The market has been rising higher this week on optimism surrounding the signing of the “phase one” trade agreement between the U.S. and China, putting the two-year long trade war on ice.
On the heels of the trade truce being signed, representatives from the House delivered the two articles of impeachment against President Donald Trump to the Senate which got underway with its impeachment trial today as more evidence from the case against Trump unfolded.
These big stories have pushed the U.S. conflict with Iran into the rearview. However, JPMorgan’s global head of macro quantitative and derivatives strategy Marko Kolanovic warns that tensions in the Middle East could soon reach a boiling point.
“A significant change to our outlook is the new geopolitical tail risk that emerged in the Middle East,” Kolanovic wrote in a note to clients. “We believe this tail risk is under-appreciated by the market and should be hedged.”

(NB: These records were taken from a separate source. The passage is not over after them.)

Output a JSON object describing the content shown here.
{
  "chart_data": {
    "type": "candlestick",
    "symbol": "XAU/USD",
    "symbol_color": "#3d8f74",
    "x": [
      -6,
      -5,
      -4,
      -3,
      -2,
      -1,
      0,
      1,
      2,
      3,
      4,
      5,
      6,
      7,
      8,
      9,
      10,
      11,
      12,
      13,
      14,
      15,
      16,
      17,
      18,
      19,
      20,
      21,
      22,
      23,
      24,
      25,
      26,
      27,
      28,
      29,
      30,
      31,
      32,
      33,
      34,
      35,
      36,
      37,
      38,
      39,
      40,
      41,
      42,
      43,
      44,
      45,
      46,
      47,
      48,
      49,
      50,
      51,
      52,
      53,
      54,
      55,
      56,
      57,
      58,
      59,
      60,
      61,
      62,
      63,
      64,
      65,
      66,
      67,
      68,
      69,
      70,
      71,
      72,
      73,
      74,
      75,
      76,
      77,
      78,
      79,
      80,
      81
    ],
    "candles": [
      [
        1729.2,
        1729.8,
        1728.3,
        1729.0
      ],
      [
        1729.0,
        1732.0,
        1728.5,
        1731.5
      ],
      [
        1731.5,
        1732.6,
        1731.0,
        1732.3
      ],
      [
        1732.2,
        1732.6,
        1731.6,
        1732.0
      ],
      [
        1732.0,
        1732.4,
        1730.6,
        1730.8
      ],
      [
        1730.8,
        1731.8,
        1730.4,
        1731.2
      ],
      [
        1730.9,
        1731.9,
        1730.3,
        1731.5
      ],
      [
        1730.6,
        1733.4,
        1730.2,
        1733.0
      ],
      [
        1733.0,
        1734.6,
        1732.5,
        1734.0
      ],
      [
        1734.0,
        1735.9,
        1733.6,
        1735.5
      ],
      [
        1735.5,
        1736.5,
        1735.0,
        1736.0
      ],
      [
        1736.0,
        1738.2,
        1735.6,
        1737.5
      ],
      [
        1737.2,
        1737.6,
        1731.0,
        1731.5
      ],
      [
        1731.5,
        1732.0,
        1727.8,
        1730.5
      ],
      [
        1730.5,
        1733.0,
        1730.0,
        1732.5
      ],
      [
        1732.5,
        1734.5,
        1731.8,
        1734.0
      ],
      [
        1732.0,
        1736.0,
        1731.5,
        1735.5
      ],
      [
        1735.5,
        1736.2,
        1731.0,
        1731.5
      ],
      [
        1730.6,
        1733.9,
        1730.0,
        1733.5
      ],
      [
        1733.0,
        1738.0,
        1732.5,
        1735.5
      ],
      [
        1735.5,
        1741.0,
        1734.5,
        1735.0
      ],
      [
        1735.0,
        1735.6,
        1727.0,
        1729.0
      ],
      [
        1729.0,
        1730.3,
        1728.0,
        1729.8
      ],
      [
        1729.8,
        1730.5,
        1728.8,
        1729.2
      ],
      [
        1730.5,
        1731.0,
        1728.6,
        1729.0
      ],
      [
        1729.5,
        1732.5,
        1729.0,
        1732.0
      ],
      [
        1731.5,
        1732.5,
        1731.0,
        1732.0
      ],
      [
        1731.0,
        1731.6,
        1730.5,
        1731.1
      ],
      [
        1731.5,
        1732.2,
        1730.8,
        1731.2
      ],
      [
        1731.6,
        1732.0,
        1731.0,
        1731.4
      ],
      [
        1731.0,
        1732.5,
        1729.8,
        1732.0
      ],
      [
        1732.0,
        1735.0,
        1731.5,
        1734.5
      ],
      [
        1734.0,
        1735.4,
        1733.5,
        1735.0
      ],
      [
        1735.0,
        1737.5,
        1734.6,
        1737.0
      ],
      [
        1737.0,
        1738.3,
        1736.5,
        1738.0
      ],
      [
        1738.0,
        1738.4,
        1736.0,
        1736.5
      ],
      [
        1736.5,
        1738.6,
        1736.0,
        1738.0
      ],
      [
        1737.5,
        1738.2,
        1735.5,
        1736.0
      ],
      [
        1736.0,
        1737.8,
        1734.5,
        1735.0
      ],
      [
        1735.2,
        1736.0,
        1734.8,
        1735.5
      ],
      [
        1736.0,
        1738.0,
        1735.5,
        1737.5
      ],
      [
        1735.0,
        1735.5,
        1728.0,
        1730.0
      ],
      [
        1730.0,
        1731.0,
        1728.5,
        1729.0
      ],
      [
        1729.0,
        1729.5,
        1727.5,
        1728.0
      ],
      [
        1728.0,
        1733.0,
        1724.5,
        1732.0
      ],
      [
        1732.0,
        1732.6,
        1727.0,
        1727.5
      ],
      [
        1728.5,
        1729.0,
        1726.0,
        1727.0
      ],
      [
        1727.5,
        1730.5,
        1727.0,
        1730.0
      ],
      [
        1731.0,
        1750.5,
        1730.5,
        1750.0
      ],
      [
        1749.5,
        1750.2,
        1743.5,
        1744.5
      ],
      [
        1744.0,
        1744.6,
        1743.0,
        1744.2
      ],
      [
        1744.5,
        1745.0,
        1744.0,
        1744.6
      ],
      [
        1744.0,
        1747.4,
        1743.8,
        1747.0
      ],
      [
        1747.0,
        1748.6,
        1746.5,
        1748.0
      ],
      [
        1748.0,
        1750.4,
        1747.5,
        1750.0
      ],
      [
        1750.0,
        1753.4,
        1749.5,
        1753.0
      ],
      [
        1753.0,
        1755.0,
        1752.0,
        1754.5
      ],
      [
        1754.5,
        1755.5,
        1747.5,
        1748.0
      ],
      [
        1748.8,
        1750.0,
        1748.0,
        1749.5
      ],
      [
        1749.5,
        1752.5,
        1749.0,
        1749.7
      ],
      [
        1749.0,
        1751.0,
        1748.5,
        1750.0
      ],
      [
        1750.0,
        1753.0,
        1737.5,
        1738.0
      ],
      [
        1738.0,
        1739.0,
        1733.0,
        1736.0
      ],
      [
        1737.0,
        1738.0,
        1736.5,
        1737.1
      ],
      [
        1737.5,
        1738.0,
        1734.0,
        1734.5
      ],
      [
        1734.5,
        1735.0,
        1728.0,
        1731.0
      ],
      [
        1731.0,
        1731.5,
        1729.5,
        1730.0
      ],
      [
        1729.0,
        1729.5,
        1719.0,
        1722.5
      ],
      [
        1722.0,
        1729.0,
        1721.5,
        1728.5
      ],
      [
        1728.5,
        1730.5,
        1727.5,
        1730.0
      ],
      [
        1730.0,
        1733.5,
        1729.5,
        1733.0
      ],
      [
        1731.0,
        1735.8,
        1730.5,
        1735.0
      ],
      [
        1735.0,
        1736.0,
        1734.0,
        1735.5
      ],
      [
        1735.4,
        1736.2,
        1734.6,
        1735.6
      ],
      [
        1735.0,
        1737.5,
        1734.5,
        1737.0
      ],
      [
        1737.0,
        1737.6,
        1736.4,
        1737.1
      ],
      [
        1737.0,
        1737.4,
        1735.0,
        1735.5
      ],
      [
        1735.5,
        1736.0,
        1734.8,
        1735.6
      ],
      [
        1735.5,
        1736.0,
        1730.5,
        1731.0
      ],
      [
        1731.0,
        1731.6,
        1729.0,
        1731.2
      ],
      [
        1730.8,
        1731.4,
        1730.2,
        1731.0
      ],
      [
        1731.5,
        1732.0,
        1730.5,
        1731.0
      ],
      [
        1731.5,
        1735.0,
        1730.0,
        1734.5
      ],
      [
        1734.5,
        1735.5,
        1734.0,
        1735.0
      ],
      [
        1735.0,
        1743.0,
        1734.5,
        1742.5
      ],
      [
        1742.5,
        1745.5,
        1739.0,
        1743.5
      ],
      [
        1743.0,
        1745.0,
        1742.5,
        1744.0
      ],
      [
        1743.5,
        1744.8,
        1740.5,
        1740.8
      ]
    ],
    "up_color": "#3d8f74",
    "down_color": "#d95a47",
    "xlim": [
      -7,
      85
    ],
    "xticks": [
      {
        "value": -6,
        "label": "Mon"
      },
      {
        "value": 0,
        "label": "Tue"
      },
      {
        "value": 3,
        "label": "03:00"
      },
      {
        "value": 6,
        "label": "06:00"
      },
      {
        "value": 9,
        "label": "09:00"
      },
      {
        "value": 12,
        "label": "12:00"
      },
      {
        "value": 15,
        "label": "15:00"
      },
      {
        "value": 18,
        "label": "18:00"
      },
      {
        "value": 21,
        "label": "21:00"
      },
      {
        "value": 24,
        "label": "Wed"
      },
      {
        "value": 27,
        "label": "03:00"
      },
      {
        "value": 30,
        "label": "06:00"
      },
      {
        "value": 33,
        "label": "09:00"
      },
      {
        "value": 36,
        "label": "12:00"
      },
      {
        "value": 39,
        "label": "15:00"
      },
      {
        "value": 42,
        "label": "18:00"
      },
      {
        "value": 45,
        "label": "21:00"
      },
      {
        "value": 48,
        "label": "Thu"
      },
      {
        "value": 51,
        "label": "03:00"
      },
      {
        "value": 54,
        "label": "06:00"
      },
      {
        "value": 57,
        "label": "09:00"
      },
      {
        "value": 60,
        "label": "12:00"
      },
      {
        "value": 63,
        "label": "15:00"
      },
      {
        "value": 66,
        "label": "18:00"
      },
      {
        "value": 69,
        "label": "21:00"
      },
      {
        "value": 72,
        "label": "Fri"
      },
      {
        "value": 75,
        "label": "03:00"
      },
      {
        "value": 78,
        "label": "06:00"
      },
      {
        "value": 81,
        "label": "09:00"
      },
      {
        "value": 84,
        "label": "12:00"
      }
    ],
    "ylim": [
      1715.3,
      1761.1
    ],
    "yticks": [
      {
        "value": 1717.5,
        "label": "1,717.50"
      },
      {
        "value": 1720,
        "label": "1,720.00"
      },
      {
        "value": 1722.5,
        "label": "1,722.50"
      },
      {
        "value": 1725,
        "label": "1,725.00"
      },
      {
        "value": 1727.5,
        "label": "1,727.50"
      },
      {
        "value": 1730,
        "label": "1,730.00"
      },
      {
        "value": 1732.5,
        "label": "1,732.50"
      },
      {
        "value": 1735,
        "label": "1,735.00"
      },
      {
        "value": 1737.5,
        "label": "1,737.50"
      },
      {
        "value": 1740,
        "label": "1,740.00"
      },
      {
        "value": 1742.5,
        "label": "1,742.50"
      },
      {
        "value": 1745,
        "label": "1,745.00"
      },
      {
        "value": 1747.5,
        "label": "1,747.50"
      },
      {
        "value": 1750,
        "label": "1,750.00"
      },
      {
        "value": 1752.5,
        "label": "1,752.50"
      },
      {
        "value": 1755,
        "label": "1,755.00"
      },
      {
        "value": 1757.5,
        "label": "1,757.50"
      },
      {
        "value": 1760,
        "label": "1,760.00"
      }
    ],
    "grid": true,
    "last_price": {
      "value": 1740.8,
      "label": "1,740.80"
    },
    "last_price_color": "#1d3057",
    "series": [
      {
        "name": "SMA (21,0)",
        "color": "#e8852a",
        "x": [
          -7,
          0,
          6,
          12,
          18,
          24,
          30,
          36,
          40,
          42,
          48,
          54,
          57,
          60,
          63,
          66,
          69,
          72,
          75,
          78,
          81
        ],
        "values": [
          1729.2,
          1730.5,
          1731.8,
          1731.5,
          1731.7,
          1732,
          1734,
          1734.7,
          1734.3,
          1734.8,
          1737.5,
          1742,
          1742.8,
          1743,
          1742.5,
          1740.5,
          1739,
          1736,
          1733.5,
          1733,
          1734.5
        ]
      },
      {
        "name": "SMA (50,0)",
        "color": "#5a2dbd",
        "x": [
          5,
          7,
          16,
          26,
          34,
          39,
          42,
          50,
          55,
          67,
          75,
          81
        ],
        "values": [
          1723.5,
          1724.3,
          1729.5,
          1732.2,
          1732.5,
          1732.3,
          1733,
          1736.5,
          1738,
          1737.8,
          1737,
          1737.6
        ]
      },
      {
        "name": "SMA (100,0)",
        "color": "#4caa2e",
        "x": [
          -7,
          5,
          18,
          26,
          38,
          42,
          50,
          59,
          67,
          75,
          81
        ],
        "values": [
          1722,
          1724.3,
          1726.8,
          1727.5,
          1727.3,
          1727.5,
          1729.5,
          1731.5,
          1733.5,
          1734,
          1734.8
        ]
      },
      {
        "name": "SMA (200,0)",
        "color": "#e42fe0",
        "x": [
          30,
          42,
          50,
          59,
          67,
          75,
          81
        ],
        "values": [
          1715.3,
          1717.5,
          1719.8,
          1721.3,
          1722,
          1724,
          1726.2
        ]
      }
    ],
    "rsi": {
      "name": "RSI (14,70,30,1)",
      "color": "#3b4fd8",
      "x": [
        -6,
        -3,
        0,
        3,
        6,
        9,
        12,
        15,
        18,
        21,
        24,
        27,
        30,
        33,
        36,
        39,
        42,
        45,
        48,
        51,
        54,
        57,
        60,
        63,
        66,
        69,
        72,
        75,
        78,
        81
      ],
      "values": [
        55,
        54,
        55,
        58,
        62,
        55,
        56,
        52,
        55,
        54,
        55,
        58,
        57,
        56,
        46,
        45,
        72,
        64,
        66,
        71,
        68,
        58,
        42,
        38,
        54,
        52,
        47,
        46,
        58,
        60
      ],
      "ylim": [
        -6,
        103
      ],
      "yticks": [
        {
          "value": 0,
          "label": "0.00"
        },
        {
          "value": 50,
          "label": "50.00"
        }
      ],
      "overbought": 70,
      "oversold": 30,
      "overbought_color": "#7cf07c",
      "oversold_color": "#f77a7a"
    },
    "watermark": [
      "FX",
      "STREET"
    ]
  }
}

Tensions between the U.S. and Iran sparked when a U.S. airstrike killed Iranian General Qasem Soleimani which Iran responded to by launching a missile attack on Iraqi bases which housed U.S. troops designed not to kill, but to deliver a warning.
Stocks initially sank lower while oil surged higher as the market wondered whether production in the oil-rich region would be impacted by a possible conflict.
But then stocks bounced back, quickly surging to new all-time highs.
While tensions with Iran seem to have cooled since the very beginning of the year, Kolanovic argues that the underlying issues between the U.S. and Iran haven’t been resolved and thus, the risks have not been removed. Instead, the two countries have been pushed “further down a collision course.”
Given that 2020 is a presidential election year, Kolanovic believes that ongoing retaliation by Iran could have a significant impact as volatility and rising oil prices could sway foreign policy decisions.
“If the conflict were to escalate in an election year, causing market turmoil, and with the US having fewer allies, Trump could be more likely to accept a JCPOA-like settlement,” Kolanovic said, adding that “the risk of escalation is high going into [the] U.S. election,” and “the market currently is not pricing any significant risk.”